The team is now examining individual genes highlighted by their studies in greater detail , and bringing together data from several groups to create larger databases on heart gene expression. In addition, combining their studies in humans and mice, they are searching for genes whose expression is associated with healing hearts in both species. "If we can find genes that are common, then we may have a core set of genes that may have very high diagnostic or therapeutic value," says Blaxall. With their proven track record, GeneChip arrays promise to help researchers such as Blaxall reach their ambitious goals.

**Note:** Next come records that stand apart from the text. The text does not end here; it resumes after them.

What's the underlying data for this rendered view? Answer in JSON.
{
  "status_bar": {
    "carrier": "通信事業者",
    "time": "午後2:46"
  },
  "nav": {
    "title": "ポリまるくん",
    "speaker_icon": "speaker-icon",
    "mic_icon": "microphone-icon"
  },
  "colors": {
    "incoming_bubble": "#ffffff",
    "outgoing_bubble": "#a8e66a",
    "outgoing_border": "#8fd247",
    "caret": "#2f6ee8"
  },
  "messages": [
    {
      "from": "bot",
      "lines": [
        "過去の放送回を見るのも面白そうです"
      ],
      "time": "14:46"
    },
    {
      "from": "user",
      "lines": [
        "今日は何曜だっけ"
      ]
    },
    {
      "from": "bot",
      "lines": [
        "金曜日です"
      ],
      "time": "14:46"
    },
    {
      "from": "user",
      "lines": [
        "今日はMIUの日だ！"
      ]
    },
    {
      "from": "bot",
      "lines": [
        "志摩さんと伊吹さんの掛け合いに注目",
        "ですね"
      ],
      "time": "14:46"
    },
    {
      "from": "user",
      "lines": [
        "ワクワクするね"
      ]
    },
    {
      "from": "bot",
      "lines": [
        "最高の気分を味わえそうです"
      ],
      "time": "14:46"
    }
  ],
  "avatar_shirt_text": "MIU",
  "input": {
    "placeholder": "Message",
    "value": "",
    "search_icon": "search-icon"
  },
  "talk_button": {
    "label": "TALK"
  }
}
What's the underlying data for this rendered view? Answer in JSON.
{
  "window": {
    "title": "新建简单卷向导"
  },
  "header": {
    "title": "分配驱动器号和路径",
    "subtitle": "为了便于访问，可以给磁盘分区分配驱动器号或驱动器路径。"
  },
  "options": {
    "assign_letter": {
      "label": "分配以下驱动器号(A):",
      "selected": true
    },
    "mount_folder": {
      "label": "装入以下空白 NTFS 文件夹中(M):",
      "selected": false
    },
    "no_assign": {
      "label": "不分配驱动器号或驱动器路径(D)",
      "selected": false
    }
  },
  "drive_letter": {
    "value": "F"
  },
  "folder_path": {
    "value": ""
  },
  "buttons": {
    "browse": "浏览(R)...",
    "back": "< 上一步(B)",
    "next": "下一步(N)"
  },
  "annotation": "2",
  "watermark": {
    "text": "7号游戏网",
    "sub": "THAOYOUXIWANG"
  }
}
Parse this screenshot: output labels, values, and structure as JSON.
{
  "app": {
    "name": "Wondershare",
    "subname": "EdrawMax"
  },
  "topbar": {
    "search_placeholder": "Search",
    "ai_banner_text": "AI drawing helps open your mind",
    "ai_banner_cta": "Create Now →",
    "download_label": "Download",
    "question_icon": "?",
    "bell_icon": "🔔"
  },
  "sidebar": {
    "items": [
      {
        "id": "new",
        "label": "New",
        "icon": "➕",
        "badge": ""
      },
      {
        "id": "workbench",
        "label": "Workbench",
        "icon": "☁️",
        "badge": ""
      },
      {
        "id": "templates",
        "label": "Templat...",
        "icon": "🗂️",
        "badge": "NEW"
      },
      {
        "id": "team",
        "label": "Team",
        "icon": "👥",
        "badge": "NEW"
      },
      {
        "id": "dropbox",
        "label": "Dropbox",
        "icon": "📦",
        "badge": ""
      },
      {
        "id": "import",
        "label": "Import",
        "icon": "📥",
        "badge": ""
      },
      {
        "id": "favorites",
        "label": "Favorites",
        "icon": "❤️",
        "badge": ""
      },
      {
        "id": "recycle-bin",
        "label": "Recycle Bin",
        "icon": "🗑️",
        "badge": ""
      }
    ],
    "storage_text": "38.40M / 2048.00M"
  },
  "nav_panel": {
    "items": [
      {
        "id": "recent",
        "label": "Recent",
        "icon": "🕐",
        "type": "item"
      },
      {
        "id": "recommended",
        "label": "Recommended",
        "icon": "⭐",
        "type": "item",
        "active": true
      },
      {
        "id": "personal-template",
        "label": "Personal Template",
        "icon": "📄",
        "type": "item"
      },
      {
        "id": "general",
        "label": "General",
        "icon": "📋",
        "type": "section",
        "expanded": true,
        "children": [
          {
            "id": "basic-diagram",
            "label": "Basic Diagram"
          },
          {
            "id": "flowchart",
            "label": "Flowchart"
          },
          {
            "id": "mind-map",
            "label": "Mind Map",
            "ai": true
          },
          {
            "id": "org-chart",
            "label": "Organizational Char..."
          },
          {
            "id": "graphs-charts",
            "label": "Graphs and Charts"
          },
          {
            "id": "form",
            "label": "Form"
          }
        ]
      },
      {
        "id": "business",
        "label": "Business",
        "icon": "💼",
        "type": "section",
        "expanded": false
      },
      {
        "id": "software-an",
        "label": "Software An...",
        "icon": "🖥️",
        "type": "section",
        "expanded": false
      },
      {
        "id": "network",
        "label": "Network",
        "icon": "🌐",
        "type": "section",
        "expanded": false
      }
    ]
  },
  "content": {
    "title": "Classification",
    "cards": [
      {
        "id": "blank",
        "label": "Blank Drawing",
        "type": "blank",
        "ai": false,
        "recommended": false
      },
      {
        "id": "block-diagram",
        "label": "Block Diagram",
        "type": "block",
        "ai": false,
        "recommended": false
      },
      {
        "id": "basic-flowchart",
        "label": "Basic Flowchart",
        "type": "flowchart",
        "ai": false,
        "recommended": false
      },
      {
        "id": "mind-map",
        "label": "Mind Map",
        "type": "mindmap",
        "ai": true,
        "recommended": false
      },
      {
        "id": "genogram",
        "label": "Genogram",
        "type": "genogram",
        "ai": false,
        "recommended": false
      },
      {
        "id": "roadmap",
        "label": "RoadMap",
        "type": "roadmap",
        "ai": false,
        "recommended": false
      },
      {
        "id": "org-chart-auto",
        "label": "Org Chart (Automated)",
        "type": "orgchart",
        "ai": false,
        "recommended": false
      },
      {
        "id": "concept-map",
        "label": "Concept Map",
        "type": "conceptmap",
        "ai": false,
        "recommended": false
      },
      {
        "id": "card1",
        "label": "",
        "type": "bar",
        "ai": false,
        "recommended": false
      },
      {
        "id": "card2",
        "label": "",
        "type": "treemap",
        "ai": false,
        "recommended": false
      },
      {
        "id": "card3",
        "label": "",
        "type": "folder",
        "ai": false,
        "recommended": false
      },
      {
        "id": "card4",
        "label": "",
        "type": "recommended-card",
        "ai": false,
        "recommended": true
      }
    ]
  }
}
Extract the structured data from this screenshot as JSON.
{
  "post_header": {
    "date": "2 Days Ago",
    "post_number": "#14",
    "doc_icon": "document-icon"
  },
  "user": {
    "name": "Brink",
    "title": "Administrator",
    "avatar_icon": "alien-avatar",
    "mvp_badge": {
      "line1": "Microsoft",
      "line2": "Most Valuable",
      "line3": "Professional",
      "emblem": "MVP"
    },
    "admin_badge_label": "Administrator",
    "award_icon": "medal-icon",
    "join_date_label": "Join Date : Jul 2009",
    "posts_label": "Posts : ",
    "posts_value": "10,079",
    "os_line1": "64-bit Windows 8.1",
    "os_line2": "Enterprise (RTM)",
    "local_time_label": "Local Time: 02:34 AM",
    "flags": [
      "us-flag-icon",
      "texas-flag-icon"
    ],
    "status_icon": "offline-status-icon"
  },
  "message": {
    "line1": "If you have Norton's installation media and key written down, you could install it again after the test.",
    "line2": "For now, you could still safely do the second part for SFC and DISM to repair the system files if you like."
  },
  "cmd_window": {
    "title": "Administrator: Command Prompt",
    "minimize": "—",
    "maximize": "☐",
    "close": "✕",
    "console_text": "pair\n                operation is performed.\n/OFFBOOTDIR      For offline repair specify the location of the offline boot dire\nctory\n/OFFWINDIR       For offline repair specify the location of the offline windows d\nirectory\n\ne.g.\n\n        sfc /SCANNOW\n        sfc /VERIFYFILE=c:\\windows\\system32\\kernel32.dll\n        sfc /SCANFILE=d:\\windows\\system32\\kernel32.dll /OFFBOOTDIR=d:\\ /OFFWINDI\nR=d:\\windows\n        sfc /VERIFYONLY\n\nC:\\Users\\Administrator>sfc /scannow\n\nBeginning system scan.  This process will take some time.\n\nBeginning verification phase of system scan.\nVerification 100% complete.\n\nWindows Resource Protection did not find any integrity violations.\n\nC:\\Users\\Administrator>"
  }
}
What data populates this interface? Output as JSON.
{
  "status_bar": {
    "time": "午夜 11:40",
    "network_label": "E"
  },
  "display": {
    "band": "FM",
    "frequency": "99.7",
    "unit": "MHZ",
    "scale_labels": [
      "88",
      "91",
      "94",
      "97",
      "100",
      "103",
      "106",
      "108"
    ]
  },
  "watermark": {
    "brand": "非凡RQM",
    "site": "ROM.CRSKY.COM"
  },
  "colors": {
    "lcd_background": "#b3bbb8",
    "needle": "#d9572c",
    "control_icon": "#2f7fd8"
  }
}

(1) Blaxall, B.C., Spang, R., Rockman, H.A., and Koch, W.J. Differential myocardial gene expression in the development and rescue of murine heart failure. Physiol. Genomics (2003- article in press - electronic version available before print).
(2) Blaxall, B.C., Tschannen-Moran, B.M., Milano, C.A., and Koch, W.J. Differential gene expression and genomic patient stratification following ventricular assist device support. J Amer. Coll. Cardiol. 41(7):1096-106(2003).
The author, Marina Chicurel, interviewed Burns Blaxall in August, 2003. She received her Ph.D. in Neurobiology at Harvard University and is a contributing writer for the Hereditary Disease Foundation, Nature, and Science.